By Judy Nagel, Envision Board Member and Upward Mobility Signals Team
Could the Indian and Chinese economies outpace the economies of the United States and Western Europe? Economic analysts say yes. Projections show the U.S. percentage of world GDP shrinking from 16% to 12%, with China’s share growing from 16% to 27% and India’s GDP growing from 7% to 16%. (These new levels are anticipated by 2100.)
So how is this possible? Currently China’s and India’s productivity growth lags behind that of the United States, but, if Chinese workers were as productive as American workers, China’s GDP would exceed the U.S. GDP by a factor of 4.3. Because this analysis is based on productivity and demographics, however, immigration growth would boost the U.S. economy in the long term.
Economists cited in “Will China and India Become the World’s Top Economies? It Depends” take note of – and exception to – a 2019 study that positions the U.S. as “the end-of-century economic kingpin.” Another perspective these authors offer puts India in the lead by 2100. Why? Because India’s population will be double that of China but with the same labor productivity. They characterize the possible position of the U.S. by century’s end as “particularly grim,” and suggest that Western Europe could move from one of the world’s largest economies to one of its smallest.

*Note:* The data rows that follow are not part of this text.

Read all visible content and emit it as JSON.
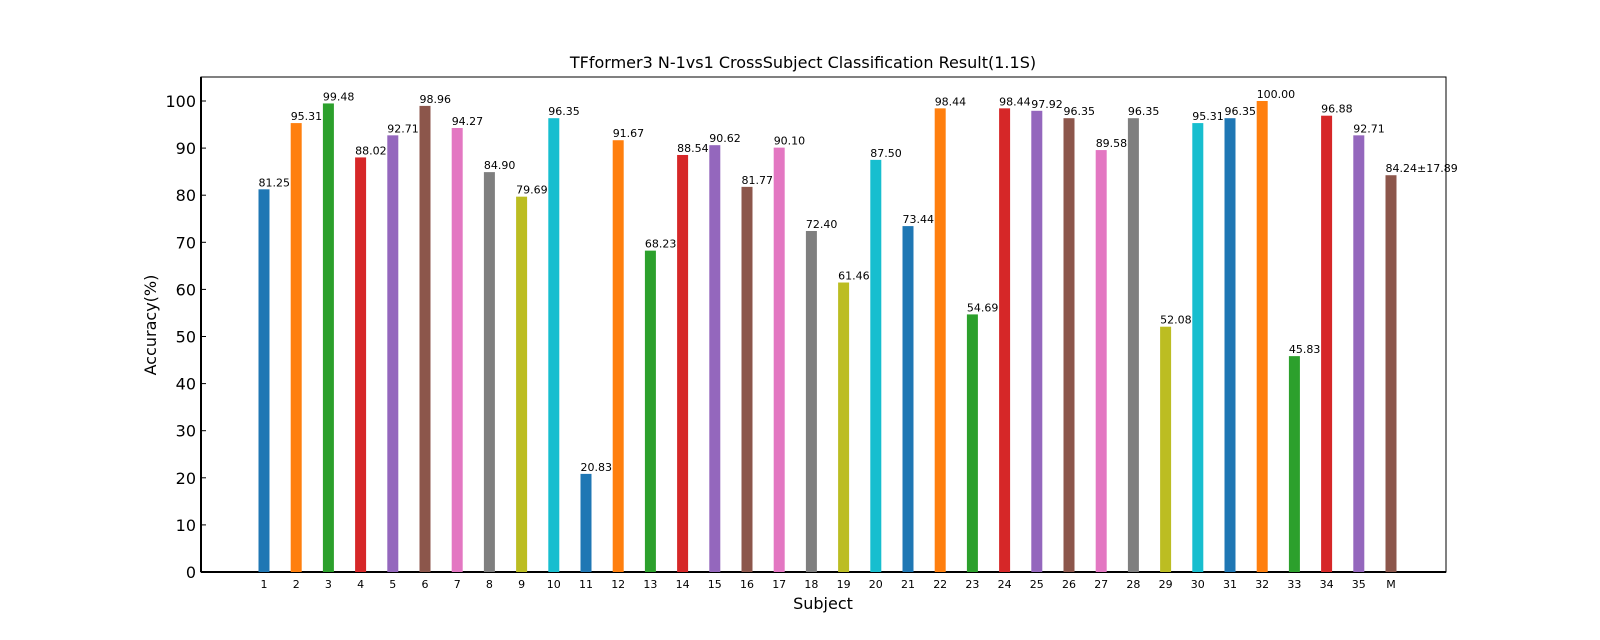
{
  "chart_data": {
    "type": "bar",
    "title": "TFformer3 N-1vs1 CrossSubject Classification Result(1.1S)",
    "xlabel": "Subject",
    "ylabel": "Accuracy(%)",
    "ylim": [
      0,
      105
    ],
    "yticks": [
      0,
      10,
      20,
      30,
      40,
      50,
      60,
      70,
      80,
      90,
      100
    ],
    "grid": false,
    "categories": [
      "1",
      "2",
      "3",
      "4",
      "5",
      "6",
      "7",
      "8",
      "9",
      "10",
      "11",
      "12",
      "13",
      "14",
      "15",
      "16",
      "17",
      "18",
      "19",
      "20",
      "21",
      "22",
      "23",
      "24",
      "25",
      "26",
      "27",
      "28",
      "29",
      "30",
      "31",
      "32",
      "33",
      "34",
      "35",
      "M"
    ],
    "values": [
      81.25,
      95.31,
      99.48,
      88.02,
      92.71,
      98.96,
      94.27,
      84.9,
      79.69,
      96.35,
      20.83,
      91.67,
      68.23,
      88.54,
      90.62,
      81.77,
      90.1,
      72.4,
      61.46,
      87.5,
      73.44,
      98.44,
      54.69,
      98.44,
      97.92,
      96.35,
      89.58,
      96.35,
      52.08,
      95.31,
      96.35,
      100.0,
      45.83,
      96.88,
      92.71,
      84.24
    ],
    "data_labels": [
      "81.25",
      "95.31",
      "99.48",
      "88.02",
      "92.71",
      "98.96",
      "94.27",
      "84.90",
      "79.69",
      "96.35",
      "20.83",
      "91.67",
      "68.23",
      "88.54",
      "90.62",
      "81.77",
      "90.10",
      "72.40",
      "61.46",
      "87.50",
      "73.44",
      "98.44",
      "54.69",
      "98.44",
      "97.92",
      "96.35",
      "89.58",
      "96.35",
      "52.08",
      "95.31",
      "96.35",
      "100.00",
      "45.83",
      "96.88",
      "92.71",
      "84.24±17.89"
    ],
    "colors": [
      "#1f77b4",
      "#ff7f0e",
      "#2ca02c",
      "#d62728",
      "#9467bd",
      "#8c564b",
      "#e377c2",
      "#7f7f7f",
      "#bcbd22",
      "#17becf"
    ],
    "mean_label_color": "#ff0000"
  }
}
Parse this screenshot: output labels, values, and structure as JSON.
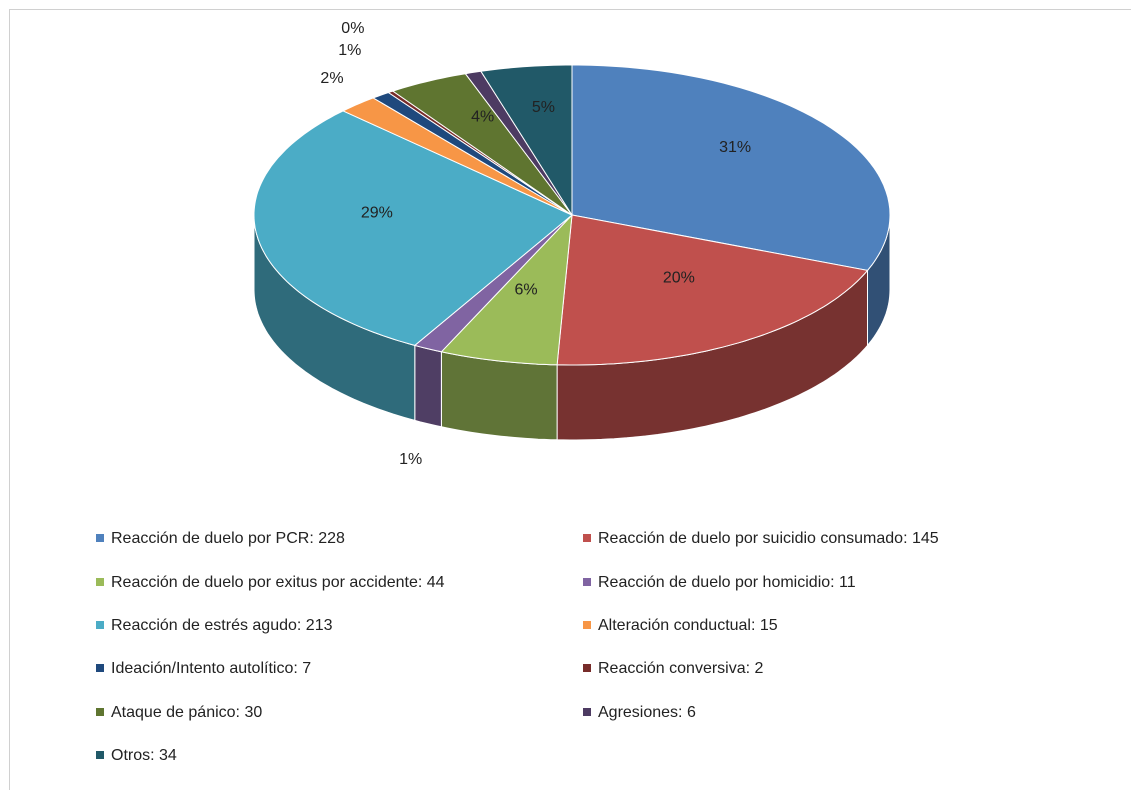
{
  "chart_data": {
    "type": "pie",
    "categories": [
      "Reacción de duelo por PCR: 228",
      "Reacción de duelo por suicidio consumado: 145",
      "Reacción de duelo por exitus por accidente: 44",
      "Reacción de duelo por homicidio: 11",
      "Reacción de estrés agudo: 213",
      "Alteración conductual: 15",
      "Ideación/Intento autolítico: 7",
      "Reacción conversiva: 2",
      "Ataque de pánico: 30",
      "Agresiones: 6",
      "Otros: 34"
    ],
    "values": [
      228,
      145,
      44,
      11,
      213,
      15,
      7,
      2,
      30,
      6,
      34
    ],
    "value_labels": [
      "31%",
      "20%",
      "6%",
      "1%",
      "29%",
      "2%",
      "1%",
      "0%",
      "4%",
      "1%",
      "5%"
    ],
    "colors": [
      "#4f81bd",
      "#c0504d",
      "#9bbb59",
      "#8064a2",
      "#4bacc6",
      "#f79646",
      "#1f497d",
      "#772c2a",
      "#5f7530",
      "#4d3b62",
      "#215968"
    ],
    "legend": "bottom"
  }
}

The authors identify a variety of changes that could determine the actual “economic kingpin” at the end of this century, including reduction of legal immigration into the U.S. or China’s continued one-child policy along with its preference for less efficient state enterprises over a more efficient private sector. These are definitely early signals that the response from multiple players will determine future economic dominance.